Like my mum spreads misinformation about COVID, for example, and she’s a medical doctor of 30 years and my mum sent me some stuff and I’m like, okay, so what hat do I wear? Do I wear the (mimics obnoxious laughter) or do I wear the I’m your loving son and I’ll try as much… You know, it’s quite hard, especially for stuff that like COVID-19. It’s very much an act of where we must be more empathetic, at least for people that are more digitally literate and for people that are not, I think there has to be a more accessible entrance. How that works, I don’t know, I’m just intellectualising here, but I think it has to be better than what is there right now because what is there right now is definitely very challenging and very daunting and most people don’t really care that much. So what? It’s only us that’s frothing at the mouth, like, “How dare you, you’re cancelled,” and they’re like, “Cancel what? What is cancelled?” It only means a lot to us but to them, they don’t care, right? So obviously that doesn’t work in the long run.

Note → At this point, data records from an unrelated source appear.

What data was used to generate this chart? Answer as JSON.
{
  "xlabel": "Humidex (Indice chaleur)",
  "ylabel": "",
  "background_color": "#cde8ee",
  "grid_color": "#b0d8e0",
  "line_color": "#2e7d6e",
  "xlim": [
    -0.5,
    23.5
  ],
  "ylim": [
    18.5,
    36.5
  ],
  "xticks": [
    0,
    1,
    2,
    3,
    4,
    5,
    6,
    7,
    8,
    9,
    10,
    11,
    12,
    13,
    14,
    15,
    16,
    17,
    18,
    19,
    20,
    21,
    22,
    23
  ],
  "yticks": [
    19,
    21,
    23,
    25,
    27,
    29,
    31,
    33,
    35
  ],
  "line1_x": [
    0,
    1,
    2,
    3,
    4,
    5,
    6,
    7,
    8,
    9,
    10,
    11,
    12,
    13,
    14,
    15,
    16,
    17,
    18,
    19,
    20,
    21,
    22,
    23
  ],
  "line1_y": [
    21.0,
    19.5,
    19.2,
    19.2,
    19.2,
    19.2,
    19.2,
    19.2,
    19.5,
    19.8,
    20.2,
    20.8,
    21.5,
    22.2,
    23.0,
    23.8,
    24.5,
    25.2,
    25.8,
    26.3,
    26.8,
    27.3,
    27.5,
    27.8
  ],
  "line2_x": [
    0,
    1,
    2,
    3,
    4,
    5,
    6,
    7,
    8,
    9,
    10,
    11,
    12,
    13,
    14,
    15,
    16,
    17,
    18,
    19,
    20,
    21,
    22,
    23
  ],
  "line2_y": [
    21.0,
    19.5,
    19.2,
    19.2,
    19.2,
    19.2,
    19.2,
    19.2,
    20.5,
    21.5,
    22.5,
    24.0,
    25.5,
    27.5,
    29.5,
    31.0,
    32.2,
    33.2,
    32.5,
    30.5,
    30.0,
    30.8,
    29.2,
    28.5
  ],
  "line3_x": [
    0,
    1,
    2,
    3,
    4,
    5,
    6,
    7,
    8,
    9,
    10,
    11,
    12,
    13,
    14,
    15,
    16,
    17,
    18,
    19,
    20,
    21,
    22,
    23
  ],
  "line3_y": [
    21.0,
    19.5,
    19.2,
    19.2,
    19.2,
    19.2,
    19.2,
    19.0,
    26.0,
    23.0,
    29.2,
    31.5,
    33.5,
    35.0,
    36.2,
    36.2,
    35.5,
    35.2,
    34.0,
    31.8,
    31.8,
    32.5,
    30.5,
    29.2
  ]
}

What works I think is a whole lot more empathy in realising that you cannot shout that you care for someone over actually caring for that person. You actually have to show them that you care, much more than shouting at them that you care. “Look at me I care!” But that does not come through as much as actually showing that you care. I think in many ways when it comes to literacy and when it comes to actually being able to accommodate people that are not as literate, we have to definitely do a better job at showing that we actually care not in just words and love and light, right, but in actual actions because in person we realise that there are many ways why someone comes at something and we realise that there are many factors but online, it’s quite stripped down and it’s very one dimensional. Like, this person only exists in the lens of this one thing and that's it. So I think yeah, definitely we need to do a better job of seeing people for who they’re—as much as we like to say we are multifaceted and complex. You have to afford people the same privilege of being multifaceted and being complex as well and not seeing them as just caricatures of whatever it is that they hold outside.
TINA CARMILLIA: So empathy and empathetic actions—that’s the advice from content creator Emmanuel Olalere to create better, more meaningful social media conversations and interactions. That’s all we have this week.